Danzano ossesse d’intorno alle fosse
gemendo grida nell’eco de’i morti,
donne d’invidia... d’orrore... di torti
che Sorte - l’ultima - vanno a chiamar.
Ah! Le lor mani consunte nel fiume
del freddo sangue non mostran che artigli
di belve infami; e adunan perigli...
lugubri fulmini tentan d’alzar.
All’ore fosche del Tempio notturno
pepli vestìti di lingue di Luna
s’aggiran tristi; e incidon la runa
per segni e incanti le Norne. Oh terror!
Fanno gl’intingoli, miele del morto,
sputano vipere negl’empi intrugli,
bevono sangue dai blandi miscugli...
danzan la ridda del teschio che muor.
Dal smorto cranio d’ognuna di queste
donne concentriche ricresce ‘l crine,
pallido e spento che nunzia la fine
all’uom che ‘l Fato adduce a morir.
Ecco! Una Norna già strappa un capello
alla sorella; e tosto ‘l recide.
Muore la vittima ignota; e sorride
la fossa altera che s’ha da riempir.
Ecco! Già un’altra... e un’altra poi ancora...

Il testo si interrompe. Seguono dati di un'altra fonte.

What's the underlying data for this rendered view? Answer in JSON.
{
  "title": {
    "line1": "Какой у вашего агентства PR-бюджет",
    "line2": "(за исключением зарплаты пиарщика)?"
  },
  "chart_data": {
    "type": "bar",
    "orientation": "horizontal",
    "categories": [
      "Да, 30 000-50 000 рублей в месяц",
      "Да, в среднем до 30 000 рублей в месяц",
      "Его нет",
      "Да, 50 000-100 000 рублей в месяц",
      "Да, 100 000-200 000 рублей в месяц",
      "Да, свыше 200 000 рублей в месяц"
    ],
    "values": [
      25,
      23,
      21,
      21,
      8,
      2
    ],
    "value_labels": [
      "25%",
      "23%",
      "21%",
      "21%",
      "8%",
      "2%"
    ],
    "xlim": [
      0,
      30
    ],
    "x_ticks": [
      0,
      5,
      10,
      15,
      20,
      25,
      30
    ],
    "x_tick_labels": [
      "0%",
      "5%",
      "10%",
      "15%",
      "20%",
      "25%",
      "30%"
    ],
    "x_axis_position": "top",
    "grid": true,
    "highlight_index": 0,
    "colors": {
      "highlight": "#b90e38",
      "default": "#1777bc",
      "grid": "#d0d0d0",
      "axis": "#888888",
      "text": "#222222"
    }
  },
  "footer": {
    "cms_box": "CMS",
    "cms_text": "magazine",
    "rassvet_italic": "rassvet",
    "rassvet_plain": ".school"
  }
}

danze di Morte... di luttuose stille.
Quanto i capelli le salme son mille,
e mille poi altre son pronte a spirar.
Dicon le Norne affamate alle stelle
«La Morte è un sonno che parci gradito,
è un dolce lido... a danze un invito...
è come istante di calmo sognar;
e noi sorelle, unite pe’i morti,
presto sapremo voi pure segnare
di viva Tomba; e tosto mandare
laddove un Sole fors’anche già fu».
Ma un raggio ameno di giorno brillante
sperde tai donne... tai furie omicide.